Assessment of reporting biases

Potential publication bias will be assessed using a funnel plot.

Data synthesis

Analyses will be performed in RevMan 5. Results will be shown using the approach recommended in the Cochrane Handbook for Systematic Reviews of Interventions. All randomly assigned participants included will be analysed using the intention‐to‐treat principle. We anticipate a high level of heterogeneity among included studies, therefore a random effect model will be presented for the meta‐analysis of results.

Subgroup analysis and investigation of heterogeneity

Surgeries requiring more extensive bowel manipulation may result in longer duration of ileus, hence chewing gum may vary in the extent of effect. We will conduct subgroup analyses according to the anatomical surgical location. The key surgical disciplines reporting trials in this research area are colorectal surgery and caesarean section. Therefore we intend to perform analyses for three subgroups: ‘colorectal surgery’, ‘caesarean section’ and ‘other’.

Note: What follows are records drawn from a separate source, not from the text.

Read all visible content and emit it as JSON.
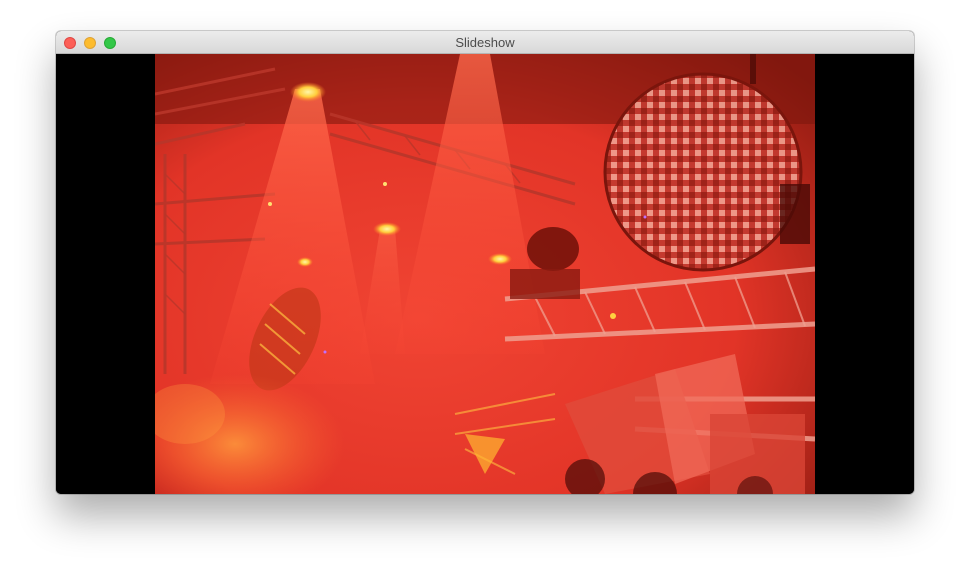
{
  "window": {
    "title": "Slideshow",
    "controls": {
      "close": "close",
      "minimize": "minimize",
      "zoom": "zoom"
    }
  },
  "slide": {
    "image_icon": "photo-stage-lights-icon",
    "colors": {
      "base": "#e8372c",
      "dark": "#6e1008",
      "highlight": "#ffd84a"
    }
  }
}
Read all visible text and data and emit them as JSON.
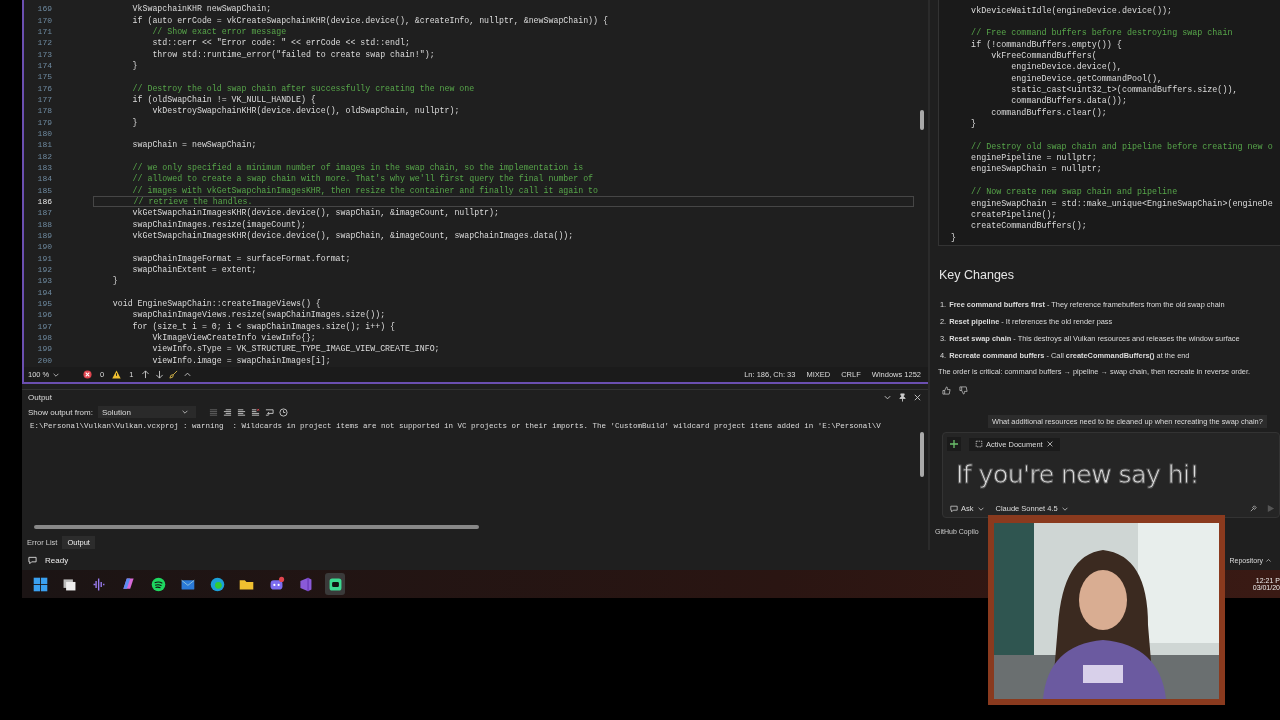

Meta‐regression will be used to assess whether the overall effect size is associated with the anatomical surgical location and whether this is a source of heterogeneity between studies using the 'metareg' package for the statistical software 'Stata'. We will also consider further subgroup analyses comparing studies that apply an ERAS protocol, and those that do not.

Sensitivity analysis

We will use sensitivity analyses to examine the extent to which meta‐analysis results are sensitive to the methodological and reporting qualities of the studies analysed. As we will attempt to estimate missing data values, we will assess how robust our overall results are to these estimates by running the same meta‐analysis models with less conservative methods for dealing with missing data. We will also consider the impact of methodological quality by excluding studies of lower quality.